Ecuador: stato di emergenza. Cosa dice ViaggiareSicuri

In Ecuador è stato dichiarato lo stato di emergenza a seguito degli episodi di violenza, legati a organizzazioni criminali, che stanno interessando il Paese. Ansa riporta che si stanno verificando rapimenti, esplosioni, fughe di detenuti. Il presidente Daniel Noboa ha parlato di ”conflitto armato interno”, ordinando “la mobilitazione e l’intervento delle forze armate e della polizia nazionale”.

Guayaquil, città portuale dell’Ecuador, è l’epicentro di quanto sta accadendo, con attacchi ad edifici, tra cui anche ospedali. Inoltre, il canale pubblico TC Television è stato assalito da un gruppo armato, poi arrestato, ma si sono verificati attacchi simultanei anche in altre città. Ieri il Parlamento è stato evacuato a seguito dei disordini.

Tra le diverse misure è stata disposta dal ministero della Salute, la sospensione a data da destinarsi di servizi ambulatoriali, ricoveri, interventi chirurgici programmati. Saranno garantiti solo i servizi di emergenza negli ospedali.

Le info su ViaggiareSicuri

Sul sito di ViaggiareSicuri, l’aggiornamento di oggi riporta che “il presidente dell’Ecuador ha riformato lo stato di emergenza, emesso l’8 gennaio 2024, con un nuovo Decreto Esecutivo (n. 111 del 09.01.2024), che ribadisce il coprifuoco dalle h 23:00 fino alle h 05:00, per 60 giorni, e riconosce la presenza di un conflitto armato interno: la misura eccezionale è stata adottata nel quadro del contrasto alle bande locali legate al narcotraffico.

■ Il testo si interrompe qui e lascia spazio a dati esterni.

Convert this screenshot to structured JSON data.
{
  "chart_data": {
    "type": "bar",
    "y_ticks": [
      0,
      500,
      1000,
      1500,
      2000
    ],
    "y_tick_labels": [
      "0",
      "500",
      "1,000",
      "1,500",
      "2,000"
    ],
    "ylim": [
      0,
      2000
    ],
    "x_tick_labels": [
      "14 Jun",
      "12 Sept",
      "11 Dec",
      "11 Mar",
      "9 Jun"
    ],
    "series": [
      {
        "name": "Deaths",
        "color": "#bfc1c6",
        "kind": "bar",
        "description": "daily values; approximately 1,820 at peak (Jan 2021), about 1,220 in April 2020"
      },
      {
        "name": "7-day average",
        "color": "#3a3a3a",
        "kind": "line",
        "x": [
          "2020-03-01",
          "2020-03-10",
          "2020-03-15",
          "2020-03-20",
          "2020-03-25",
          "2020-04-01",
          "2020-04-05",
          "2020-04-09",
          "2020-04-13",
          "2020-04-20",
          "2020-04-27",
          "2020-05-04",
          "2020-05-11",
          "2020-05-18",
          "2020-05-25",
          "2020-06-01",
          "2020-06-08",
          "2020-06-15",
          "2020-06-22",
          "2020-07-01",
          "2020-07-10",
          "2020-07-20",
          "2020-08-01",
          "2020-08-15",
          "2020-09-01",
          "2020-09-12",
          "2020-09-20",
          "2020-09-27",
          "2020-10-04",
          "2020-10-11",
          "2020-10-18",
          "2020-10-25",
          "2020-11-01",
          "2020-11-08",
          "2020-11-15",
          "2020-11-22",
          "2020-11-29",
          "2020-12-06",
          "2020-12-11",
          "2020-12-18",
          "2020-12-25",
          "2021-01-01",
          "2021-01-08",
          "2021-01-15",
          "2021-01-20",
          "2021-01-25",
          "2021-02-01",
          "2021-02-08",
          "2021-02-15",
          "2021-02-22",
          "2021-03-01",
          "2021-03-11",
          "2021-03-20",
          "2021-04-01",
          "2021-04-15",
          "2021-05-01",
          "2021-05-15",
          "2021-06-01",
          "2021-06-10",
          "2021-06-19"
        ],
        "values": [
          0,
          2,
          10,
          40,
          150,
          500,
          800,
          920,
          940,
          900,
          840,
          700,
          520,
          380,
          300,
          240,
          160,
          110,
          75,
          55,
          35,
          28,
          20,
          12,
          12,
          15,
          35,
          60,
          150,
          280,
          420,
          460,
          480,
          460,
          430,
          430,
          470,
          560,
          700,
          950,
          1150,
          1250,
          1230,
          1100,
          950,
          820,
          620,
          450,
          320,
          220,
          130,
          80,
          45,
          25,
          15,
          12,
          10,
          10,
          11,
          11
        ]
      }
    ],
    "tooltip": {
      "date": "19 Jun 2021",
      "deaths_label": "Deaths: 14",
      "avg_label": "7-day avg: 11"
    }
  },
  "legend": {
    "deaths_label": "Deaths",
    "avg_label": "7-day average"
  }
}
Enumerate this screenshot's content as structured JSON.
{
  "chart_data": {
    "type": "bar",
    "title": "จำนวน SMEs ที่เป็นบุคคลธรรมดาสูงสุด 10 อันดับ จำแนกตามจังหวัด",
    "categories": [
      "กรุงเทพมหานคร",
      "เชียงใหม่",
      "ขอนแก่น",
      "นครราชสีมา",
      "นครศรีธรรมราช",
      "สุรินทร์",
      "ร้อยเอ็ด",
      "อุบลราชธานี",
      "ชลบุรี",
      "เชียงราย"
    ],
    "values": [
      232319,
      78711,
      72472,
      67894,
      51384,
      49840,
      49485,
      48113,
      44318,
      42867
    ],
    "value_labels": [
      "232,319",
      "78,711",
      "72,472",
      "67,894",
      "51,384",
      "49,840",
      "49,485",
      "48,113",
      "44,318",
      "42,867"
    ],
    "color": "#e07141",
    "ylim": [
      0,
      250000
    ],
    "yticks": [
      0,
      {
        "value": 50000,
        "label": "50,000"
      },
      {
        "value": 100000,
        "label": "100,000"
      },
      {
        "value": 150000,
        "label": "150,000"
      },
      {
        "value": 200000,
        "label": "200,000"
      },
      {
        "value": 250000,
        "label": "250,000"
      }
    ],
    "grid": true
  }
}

Nella capitale Quito risultano, al momento, chiusi tutti gli esercizi pubblici, dai negozi ai centri commerciali, ed è stata rafforzata la presenza di Forze Armate e di Polizia Nazionale, in tutto il territorio. Si raccomanda di evitare ogni spostamento e di tenersi aggiornati sulle indicazioni delle Autorità locali.

Sono previste delle eccezioni al coprifuoco, in particolare per assicurare i servizi essenziali ed i trasferimenti da e verso gli aeroporti, per coloro che abbiano un volo in partenza o in arrivo, nella fascia oraria del coprifuoco (23:00-05:00). Per informazioni aggiornate sullo stato dei propri voli, si prega di verificare direttamente con la compagnia aerea di riferimento.

L’Ambasciata d’Italia a Quito è raggiungibile, per emergenze, al numero+593999780861.
Si invitano i connazionali presenti nel Paese a scaricare la app “ViaggiareSicuri”, con geolocalizzazione attiva, e a registrare la propria presenza su Servizi UdC (dovesiamonelmondo.it).”.

A monitorare l’evolversi della situazione è anche la Farnesina. In un tweet è stato detto che “Il ministro Tajani sta seguendo gli sviluppi”. Per qualsiasi esigenza o segnalazione, si invita a contattare l’Unità di crisi della Farnesina al numero +39 06 36225 e a visitare il sito Viaggiare Sicuri.

Gli inviti alla prudenza

Intanto, sempre su Ansa si legge che la Francia ha invitato i connazionali che intendono recarsi in Ecuador a ”rinviare il loro progetto” di viaggio, a quanto riporta il sito internet del ministero degli Esteri di Parigi.

In un tweet, l’ambasciata spagnola a Quito ha rivolto ai cittadini spagnoli presenti nel Paese un invito alla prudenza, chiedendo di stare attenti a “notizie e raccomandazioni di sicurezza”, provenienti dalle autorità.